Sur le plan opérationnel, voici ce que je recommande aux clubs comme Grenoble Athlétisme :

  • Établir un protocole écrit de 8 points (liste des présences, référent sanitaire, matériel individuel, nettoyage, distanciation mesurée, accès aux vestiaires restreint, gestion des spectateurs, signalement des cas).
  • Budgéter 5 à 10 € supplémentaires par licencié pour couvrir consommables et marquage.
  • Mettre en place un calendrier hybride avec 60 % de séances en présentiel limité et 40 % en digital.

Pour finir : privilégiez la clarté des règles et la régularité du suivi. Les athlètes reviennent quand ils savent ce qui change et comment ils sont protégés.

💡 Conseil : testez une formule « 3+2 » (3 séances présentielles, 2 séances guidées en ligne) pendant 8 semaines ; mesurez la fidélité et ajustez.

FAQ

Q1 — Quelle est la meilleure démarche pour organiser un entraînement en groupe après une suspension administrative ? R1 — Fixez une liste d’inscrits par séance, limitez les groupes à 10 personnes maximum, désignez un responsable sanitaire par créneau, et demandez un auto‑questionnaire de santé 24 h avant. Ces mesures réduisent le risque de fermeture et facilitent la traçabilité.

Q2 — Combien coûte l’équipement de base pour rendre une séance sûre ? R2 — Comptez 60–120 € pour le matériel initial : gel hydroalcoolique (20–50 €), rubalise et panneaux (30–50 €), lingettes industrielles (10–20 €). Pour un club moyen, budgéter 300–800 € la première saison couvre l’essentiel.
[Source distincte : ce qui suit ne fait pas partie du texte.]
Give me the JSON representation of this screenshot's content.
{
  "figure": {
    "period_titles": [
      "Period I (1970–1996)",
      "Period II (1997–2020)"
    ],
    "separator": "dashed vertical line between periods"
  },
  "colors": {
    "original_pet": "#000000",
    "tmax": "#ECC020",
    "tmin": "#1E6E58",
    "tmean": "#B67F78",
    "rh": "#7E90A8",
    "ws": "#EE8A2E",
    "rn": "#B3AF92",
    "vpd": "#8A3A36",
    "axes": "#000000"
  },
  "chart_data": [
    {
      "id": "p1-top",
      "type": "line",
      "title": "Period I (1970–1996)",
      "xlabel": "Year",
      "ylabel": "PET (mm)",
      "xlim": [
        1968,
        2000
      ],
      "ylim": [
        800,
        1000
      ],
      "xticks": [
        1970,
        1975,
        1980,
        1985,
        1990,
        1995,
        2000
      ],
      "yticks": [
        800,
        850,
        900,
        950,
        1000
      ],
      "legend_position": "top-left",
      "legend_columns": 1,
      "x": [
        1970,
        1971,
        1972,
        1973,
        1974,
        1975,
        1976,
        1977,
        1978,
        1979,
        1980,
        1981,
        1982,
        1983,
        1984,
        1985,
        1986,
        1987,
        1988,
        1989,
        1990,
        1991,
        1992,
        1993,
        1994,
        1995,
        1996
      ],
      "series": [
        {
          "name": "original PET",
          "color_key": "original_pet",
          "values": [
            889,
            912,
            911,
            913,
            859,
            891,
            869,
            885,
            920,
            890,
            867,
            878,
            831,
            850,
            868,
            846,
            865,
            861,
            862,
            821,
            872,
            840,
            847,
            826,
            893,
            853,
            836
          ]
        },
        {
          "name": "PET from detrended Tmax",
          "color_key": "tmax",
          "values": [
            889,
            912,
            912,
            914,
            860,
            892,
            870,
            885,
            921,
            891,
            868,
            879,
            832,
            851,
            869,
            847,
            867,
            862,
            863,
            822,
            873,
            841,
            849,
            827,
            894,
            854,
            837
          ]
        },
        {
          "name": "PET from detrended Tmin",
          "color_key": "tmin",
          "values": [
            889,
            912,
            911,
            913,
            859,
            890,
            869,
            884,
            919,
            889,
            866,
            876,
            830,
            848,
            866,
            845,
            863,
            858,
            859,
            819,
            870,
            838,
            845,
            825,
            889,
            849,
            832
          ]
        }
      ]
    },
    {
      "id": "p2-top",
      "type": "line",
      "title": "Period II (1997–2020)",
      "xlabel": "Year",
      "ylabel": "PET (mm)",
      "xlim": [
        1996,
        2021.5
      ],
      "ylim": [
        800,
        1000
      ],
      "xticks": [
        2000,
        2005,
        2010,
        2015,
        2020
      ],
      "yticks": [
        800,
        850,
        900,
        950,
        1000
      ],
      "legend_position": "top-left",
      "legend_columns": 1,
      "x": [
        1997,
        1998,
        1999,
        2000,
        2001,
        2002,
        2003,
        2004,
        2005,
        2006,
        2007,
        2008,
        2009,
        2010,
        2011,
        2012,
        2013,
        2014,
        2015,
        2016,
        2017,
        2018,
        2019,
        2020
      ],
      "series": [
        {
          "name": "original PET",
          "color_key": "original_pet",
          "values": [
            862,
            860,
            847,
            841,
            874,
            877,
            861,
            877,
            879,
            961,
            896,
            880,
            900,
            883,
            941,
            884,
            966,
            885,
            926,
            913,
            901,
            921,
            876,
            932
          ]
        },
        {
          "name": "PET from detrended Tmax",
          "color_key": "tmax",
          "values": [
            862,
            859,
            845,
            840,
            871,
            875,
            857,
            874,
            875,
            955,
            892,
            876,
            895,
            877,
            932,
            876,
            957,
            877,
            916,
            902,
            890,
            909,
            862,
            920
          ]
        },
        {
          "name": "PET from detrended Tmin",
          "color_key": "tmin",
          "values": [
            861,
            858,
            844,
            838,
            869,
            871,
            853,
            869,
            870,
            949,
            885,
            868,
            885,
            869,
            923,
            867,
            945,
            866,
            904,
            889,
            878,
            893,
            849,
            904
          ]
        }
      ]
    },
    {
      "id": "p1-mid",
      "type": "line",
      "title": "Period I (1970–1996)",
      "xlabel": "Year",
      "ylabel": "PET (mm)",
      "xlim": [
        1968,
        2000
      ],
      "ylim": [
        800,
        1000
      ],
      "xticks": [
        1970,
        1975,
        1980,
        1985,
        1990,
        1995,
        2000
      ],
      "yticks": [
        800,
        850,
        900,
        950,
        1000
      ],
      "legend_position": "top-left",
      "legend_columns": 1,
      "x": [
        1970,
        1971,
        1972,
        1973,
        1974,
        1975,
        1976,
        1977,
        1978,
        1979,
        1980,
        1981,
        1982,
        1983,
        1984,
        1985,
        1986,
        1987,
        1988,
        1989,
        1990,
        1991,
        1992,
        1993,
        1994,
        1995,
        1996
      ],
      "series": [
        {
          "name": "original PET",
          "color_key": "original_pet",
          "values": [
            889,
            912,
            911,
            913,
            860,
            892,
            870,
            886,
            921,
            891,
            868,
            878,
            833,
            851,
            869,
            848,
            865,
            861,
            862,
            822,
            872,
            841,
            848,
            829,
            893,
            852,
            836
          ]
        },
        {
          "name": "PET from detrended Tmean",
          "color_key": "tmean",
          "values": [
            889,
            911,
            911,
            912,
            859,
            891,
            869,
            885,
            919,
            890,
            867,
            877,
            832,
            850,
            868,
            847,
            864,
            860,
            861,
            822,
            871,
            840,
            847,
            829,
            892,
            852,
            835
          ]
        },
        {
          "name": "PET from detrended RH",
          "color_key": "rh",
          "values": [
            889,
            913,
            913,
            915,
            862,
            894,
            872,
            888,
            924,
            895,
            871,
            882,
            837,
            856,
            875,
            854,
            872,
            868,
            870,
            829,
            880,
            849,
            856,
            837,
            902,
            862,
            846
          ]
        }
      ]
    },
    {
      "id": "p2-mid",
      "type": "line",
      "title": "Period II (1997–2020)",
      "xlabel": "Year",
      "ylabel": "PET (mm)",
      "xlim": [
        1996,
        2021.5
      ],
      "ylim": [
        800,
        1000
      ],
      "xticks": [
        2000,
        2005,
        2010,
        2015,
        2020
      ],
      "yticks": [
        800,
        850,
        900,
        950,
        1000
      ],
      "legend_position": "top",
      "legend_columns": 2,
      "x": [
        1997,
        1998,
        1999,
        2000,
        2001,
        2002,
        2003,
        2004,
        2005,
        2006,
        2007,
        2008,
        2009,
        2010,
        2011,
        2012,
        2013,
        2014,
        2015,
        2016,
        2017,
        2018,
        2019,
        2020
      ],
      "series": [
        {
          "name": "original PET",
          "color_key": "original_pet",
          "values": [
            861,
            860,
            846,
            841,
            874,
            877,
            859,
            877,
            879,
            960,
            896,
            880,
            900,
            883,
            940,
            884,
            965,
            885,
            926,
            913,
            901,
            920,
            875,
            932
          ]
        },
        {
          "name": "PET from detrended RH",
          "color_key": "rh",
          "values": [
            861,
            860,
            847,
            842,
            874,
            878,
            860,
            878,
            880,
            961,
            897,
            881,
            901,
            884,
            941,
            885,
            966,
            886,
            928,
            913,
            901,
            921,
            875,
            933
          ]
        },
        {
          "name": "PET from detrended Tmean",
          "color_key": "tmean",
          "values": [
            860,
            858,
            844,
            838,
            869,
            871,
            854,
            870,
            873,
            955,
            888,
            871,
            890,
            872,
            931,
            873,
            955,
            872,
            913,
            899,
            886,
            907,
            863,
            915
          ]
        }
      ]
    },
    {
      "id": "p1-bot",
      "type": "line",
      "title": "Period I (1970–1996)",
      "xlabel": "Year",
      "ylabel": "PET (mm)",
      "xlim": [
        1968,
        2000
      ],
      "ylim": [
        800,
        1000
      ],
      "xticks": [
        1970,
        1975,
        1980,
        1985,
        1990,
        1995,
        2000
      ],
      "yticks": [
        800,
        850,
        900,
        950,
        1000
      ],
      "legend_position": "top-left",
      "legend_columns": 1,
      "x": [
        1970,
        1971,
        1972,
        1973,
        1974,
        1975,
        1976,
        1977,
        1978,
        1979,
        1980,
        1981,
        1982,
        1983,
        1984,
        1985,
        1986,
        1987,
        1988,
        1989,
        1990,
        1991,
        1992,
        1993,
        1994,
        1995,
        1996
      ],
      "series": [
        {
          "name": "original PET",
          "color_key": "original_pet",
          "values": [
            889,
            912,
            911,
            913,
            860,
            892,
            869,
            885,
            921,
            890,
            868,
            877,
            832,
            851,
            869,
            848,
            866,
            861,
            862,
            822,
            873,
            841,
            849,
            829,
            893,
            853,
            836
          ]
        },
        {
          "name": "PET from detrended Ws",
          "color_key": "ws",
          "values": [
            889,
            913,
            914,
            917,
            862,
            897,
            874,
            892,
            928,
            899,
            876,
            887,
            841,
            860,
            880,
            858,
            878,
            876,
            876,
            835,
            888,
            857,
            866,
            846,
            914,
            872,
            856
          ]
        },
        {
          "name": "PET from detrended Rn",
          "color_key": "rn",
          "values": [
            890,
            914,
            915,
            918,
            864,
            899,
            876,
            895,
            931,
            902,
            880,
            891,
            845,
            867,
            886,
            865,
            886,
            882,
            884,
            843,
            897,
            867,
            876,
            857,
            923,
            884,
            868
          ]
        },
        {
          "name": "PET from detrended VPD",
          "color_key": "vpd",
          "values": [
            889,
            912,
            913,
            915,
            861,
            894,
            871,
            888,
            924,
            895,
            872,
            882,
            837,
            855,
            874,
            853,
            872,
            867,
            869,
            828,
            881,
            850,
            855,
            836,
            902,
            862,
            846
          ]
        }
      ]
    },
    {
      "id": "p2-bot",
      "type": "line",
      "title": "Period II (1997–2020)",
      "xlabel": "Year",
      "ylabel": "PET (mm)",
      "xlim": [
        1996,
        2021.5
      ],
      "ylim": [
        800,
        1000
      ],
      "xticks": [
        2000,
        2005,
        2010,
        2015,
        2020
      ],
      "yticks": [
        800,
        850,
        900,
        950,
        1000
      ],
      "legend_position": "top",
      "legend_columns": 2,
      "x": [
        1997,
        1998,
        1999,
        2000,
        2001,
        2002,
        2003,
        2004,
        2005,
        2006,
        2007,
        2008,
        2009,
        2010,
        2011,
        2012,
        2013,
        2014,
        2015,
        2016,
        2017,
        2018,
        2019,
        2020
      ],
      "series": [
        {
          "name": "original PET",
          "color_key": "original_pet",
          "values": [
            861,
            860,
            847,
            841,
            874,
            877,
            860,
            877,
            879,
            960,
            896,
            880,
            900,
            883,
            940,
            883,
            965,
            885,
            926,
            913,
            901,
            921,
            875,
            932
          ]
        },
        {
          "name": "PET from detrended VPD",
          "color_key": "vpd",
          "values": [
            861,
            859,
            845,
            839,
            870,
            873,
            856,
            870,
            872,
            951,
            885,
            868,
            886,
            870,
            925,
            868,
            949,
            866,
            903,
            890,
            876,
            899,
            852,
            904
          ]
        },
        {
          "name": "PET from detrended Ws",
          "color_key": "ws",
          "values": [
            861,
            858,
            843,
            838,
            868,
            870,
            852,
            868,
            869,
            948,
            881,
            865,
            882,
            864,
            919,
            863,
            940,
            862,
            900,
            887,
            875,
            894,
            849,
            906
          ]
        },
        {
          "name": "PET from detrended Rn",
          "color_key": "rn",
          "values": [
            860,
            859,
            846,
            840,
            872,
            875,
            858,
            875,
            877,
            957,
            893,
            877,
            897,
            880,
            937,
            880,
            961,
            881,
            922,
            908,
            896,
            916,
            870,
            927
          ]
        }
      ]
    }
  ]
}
Q3 — Les interclubs virtuels ont‑ils un intérêt réel pour la fidélisation ? R3 — Oui. Lorsqu’ils sont bien organisés (règlement clair, validation des performances, communication hebdomadaire), les interclubs virtuels maintiennent l’engagement et peuvent accroître la participation en ligne de 20–40 % pendant les périodes sans compétition.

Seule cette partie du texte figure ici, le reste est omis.